I was terrified walking home with two iPhones in tow and a beautiful Apple iPhone bag that screamed “mug me!” I stopped by the vendors at Columbus Circle and they were kind enough to give me some less inviting plastic bags to cover my loot up with.

I cannot explain how giddy I was and still am, though I imagine my roommates who saw my face when I walked in the door have a decent idea. My full experience was delayed a bit when the iTunes activation got stuck trying to talk to Apple’s servers (which I believe were trying to talk to AT&T’s, which according to the forums I read last night were hammered in the activation process.) I went to bed last night around 2:30 with a non-activated iPhone.

I naturally arose shortly after 6am this morning and immediately hopped out of bed and had my phone activated inside of a minute. Aside from the hiccups last night, it was a glorious activation process with no annoying salesperson in sight.

This phone is stunningly, achingly, painfully gorgeous. It is the single best designed piece of consumer electronics I have ever owned. This puts the all three Playstations, all iPods, Tivo, the Wii, the PSP, the DS and all the others to shame. Undoubtedly, the iPhone lives up to the hype.

The EDGE network is not nearly as bad as I expected it to be. Word is that the speed was bumped to 270 kbps in major metropolitan areas yesterday right before the launch. The wifi access I hawk from my neighbors is painfully slow sometimes, so right now my fastest net connection in my apartment is on my phone. Weird.

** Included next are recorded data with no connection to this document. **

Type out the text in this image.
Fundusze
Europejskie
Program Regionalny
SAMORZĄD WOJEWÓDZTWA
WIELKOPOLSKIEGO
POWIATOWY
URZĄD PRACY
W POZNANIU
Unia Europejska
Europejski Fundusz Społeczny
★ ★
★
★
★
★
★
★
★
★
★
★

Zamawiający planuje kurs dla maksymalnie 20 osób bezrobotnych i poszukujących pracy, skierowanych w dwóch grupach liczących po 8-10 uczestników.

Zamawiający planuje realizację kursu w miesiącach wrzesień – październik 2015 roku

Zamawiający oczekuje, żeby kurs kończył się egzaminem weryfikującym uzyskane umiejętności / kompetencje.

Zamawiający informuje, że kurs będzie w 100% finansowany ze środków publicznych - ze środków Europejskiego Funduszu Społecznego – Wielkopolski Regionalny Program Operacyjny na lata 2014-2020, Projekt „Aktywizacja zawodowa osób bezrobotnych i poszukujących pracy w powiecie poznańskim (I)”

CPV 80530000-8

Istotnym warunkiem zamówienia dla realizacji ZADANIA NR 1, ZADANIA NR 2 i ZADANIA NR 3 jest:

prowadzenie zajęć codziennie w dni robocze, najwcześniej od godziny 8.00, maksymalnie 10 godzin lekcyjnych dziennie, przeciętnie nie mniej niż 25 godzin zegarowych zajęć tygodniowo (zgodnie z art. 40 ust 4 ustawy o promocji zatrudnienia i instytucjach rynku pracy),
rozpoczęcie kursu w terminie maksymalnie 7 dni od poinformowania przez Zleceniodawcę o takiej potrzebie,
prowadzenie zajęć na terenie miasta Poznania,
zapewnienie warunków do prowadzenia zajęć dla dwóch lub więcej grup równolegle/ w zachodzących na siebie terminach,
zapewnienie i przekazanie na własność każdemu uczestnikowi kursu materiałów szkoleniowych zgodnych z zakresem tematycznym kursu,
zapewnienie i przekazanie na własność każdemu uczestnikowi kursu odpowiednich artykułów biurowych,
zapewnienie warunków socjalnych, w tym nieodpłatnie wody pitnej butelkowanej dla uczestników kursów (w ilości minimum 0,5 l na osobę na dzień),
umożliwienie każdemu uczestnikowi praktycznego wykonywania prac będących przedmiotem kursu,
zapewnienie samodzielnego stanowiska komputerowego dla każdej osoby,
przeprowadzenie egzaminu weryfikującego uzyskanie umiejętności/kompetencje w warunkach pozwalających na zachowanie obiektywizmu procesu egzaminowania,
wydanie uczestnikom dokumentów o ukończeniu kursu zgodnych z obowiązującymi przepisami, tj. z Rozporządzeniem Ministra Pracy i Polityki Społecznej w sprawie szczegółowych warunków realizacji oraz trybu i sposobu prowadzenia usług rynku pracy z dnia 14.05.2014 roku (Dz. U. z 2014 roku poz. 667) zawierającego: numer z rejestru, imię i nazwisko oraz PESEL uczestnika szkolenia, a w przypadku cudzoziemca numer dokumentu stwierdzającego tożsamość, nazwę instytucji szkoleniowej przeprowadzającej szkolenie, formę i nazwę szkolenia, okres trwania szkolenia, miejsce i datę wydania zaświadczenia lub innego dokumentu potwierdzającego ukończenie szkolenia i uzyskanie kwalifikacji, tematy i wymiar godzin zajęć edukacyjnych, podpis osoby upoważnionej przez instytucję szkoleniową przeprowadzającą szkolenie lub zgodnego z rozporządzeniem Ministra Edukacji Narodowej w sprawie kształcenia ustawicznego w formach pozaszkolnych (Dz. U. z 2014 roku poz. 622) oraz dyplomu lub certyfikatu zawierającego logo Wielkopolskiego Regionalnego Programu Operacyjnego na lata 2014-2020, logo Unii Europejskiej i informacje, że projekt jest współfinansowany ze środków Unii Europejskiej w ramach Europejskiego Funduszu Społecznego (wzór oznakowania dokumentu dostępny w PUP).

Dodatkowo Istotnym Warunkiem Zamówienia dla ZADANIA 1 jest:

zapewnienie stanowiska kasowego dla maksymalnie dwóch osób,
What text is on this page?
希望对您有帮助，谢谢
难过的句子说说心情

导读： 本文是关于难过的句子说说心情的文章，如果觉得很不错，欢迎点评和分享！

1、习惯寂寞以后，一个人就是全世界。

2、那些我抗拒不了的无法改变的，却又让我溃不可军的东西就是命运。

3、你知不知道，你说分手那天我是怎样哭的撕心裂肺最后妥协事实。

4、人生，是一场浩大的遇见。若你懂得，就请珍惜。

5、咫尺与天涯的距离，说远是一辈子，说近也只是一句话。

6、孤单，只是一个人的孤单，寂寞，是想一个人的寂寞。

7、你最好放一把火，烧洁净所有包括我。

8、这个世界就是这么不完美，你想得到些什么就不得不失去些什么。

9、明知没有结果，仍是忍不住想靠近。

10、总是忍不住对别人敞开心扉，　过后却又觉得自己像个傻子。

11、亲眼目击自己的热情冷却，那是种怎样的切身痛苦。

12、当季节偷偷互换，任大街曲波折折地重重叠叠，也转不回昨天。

I browsed my favorite blogs, posted on a Facebook wall, checked Gmail. Everything just worked (though I was only able to view Google Docs — no dice with editing them).

There are a million little touches that make you smile. If you get an e-mail with a link to a YouTube video, clicking on it doesn’t open YouTube.com in Safari but instead starts streaming the video in the built-in YouTube player. Deleting e-mail messages is done through a “swipe” gesture that feels like “crossing out” the message. Visual Voicemail rocks. Text messages pop up while you’re on the phone in a delightfully friendly and helpful manner.

Battery life. I’ve been running this pretty hard (browsing the web, e-mail, long phone calls, listening to music, watching videos) for the last 4+ hours and it still shows over half the battery remaining.

My ringer is set to “Old Phone,” which sounds exactly as you would want it to. It’s a pleasant, tasteful, traditional phone ring.

The keyboard, which I was more than a little nervous about, is I think ultimately going to be a non-issue. The first five minutes were frustrating. The next ten were a little better. After an hour, it started to feel decent. My prediction? Within a week I won’t even think about it.

One revelation I hadn’t really thought about before — and which I still have yet to truly internalize — is that I now have Wikipedia in my pocket. Take a moment to think about that. I suspect this is one of those things that seems cool at first but can’t be fully understood until the ramifications begin to manifest themselves. And it’s not just Wikipedia, I’ve got the entire web — the REAL web, not some “junior” version — in my pocket. I have near-instant access to the largest store of human knowledge ever compiled.